Consider this common example of a page header:
Billing Info Date: 02/02/20222
Company Ltd. Order Number: 0123456789
123 Main Street Name: Smith, John
Let's say, I want to get the order number (0123456789
) from the document, knowing its precise position on the page. But in practice, often enough the entire line would be one single text element, with the content SO CompanyOrder Number:0123456789
, and all positioning and spacing done via offsets and indices only. I can get the bounds and text of the entire line, but I need the bounds (and value) of each character/glyph, so I can combine them into "words" (= character sequences, separated by whitespace or large offsets).
I know this is definitely possible in other libraries. But this question is specific to GemBox
. It seems to me, all the necessary implementations should already there, just not much is exposed in the API.
In itextsharp
I can get the bounds for each single glyph, like this:
// itextsharp 5.2.1.0
public GlyphExtractionStrategy : LocationTextExtractionStrategy
{
public override void RenderText(TextRenderInfo renderInfo)
{
var segment = renderInfo.GetBaseline();
var chunk = new TextChunk(
renderInfo.GetText(),
segment.GetStartPoint(),
segment.GetEndPoint(),
renderInfo.GetSingleSpaceWidth(),
renderInfo.GetAscentLine(),
renderInfo.GetDescentLine()
);
// glyph infos
var glyph = chunk.Text;
var left = chunk.StartLocation[0];
var top = chunk.StartLocation[1];
var right = chunk.EndLocation[0];
var bottom = chunk.EndLocation[1];
}
}
var reader = new PdfReader(bytes);
var strategy = new GlyphExtractionStrategy();
PdfTextExtractor.GetTextFromPage(reader, pageNumber: 1, strategy);
reader.Close();
Is this possible in GemBox? If so, that would be helpful, because we already have the code to combinine the glphs into "words".
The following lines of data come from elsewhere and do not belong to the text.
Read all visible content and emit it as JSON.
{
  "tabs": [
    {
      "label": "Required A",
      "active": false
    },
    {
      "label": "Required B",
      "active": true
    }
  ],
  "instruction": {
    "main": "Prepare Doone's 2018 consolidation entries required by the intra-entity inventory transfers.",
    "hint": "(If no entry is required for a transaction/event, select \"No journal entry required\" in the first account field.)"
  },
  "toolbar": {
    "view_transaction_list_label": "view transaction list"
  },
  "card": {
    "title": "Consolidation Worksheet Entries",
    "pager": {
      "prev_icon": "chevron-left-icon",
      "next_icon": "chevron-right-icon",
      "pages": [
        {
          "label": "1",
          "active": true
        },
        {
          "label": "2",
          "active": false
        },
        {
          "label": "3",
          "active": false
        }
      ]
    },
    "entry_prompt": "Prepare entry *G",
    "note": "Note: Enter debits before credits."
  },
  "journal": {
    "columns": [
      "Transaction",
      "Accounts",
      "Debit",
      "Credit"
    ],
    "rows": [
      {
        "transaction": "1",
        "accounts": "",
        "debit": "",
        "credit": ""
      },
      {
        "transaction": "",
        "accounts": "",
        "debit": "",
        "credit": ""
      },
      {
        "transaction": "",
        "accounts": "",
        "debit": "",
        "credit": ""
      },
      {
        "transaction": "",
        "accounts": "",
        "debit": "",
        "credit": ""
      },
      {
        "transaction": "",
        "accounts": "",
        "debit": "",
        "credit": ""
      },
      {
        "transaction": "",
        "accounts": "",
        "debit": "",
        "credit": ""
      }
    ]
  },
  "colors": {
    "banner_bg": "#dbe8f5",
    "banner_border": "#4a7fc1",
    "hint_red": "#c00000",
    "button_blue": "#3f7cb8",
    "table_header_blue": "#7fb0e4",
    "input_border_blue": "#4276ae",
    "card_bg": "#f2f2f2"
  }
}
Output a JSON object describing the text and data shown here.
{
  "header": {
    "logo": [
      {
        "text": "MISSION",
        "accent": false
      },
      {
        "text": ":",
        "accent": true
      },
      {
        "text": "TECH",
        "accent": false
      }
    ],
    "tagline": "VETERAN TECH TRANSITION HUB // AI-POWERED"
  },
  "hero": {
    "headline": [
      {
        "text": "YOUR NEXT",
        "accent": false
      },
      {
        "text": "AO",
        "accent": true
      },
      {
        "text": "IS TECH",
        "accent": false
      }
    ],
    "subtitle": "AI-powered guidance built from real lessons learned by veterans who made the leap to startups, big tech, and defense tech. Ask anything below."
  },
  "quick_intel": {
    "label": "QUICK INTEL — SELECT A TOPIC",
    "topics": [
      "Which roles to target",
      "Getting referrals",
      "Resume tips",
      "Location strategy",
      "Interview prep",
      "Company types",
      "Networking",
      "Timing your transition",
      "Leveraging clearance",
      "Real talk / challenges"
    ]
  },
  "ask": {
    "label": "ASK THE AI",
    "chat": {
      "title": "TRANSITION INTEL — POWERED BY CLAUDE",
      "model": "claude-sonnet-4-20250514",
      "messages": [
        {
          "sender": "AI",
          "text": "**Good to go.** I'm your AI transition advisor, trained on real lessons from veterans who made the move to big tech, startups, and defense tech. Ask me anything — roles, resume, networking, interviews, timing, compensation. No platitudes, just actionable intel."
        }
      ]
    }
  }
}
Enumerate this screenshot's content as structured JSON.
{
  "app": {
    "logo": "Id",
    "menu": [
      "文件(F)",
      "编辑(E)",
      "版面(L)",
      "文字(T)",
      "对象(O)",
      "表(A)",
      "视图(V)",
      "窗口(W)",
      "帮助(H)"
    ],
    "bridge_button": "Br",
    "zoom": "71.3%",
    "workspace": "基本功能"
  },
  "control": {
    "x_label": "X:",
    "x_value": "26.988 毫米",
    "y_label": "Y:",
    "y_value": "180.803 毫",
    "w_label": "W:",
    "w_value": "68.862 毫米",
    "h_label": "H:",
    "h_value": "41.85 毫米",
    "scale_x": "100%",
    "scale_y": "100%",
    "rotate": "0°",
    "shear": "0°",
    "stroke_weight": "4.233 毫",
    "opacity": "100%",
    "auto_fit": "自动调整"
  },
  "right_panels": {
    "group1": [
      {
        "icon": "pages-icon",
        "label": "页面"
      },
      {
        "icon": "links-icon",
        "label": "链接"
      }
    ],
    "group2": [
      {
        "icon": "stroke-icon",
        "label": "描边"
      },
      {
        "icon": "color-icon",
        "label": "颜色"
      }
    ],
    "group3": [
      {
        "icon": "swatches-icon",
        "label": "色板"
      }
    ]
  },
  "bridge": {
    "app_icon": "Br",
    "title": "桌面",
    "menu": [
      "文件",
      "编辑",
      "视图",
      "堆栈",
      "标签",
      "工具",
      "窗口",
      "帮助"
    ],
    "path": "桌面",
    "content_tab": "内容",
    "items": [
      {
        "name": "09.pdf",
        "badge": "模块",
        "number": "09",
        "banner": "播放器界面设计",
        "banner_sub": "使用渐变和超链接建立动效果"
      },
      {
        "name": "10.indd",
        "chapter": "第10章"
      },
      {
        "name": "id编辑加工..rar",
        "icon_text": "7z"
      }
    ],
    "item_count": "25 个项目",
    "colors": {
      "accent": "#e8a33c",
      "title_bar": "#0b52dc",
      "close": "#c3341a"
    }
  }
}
Currently, I can somewhat work around this using regex, but this is not always possible and also way too technical for end users to configure.
Upvotes: 0
Views: 460
Reputation: 4381
Try using this latest NuGet package, we added PdfTextContent.GetGlyphOffsets
method:
Install-Package GemBox.Pdf -Version 17.0.1128-hotfix
Here is how you can use it:
using (var document = PdfDocument.Load("input.pdf"))
{
var page = document.Pages[0];
var enumerator = page.Content.Elements.All(page.Transform).GetEnumerator();
while (enumerator.MoveNext())
{
if (enumerator.Current.ElementType != PdfContentElementType.Text)
continue;
var textElement = (PdfTextContent)enumerator.Current;
var text = textElement.ToString();
int index = text.IndexOf("Number:");
if (index < 0)
continue;
index += "Number:".Length;
for (int i = index; i < text.Length; i++)
{
if (text[i] == ' ')
index++;
else
break;
}
var bounds = textElement.Bounds;
enumerator.Transform.Transform(ref bounds);
string orderNumber = text.Substring(index);
double position = bounds.Left + textElement.GetGlyphOffsets().Skip(index - 1).First();
// TODO ...
}
}
Upvotes: 1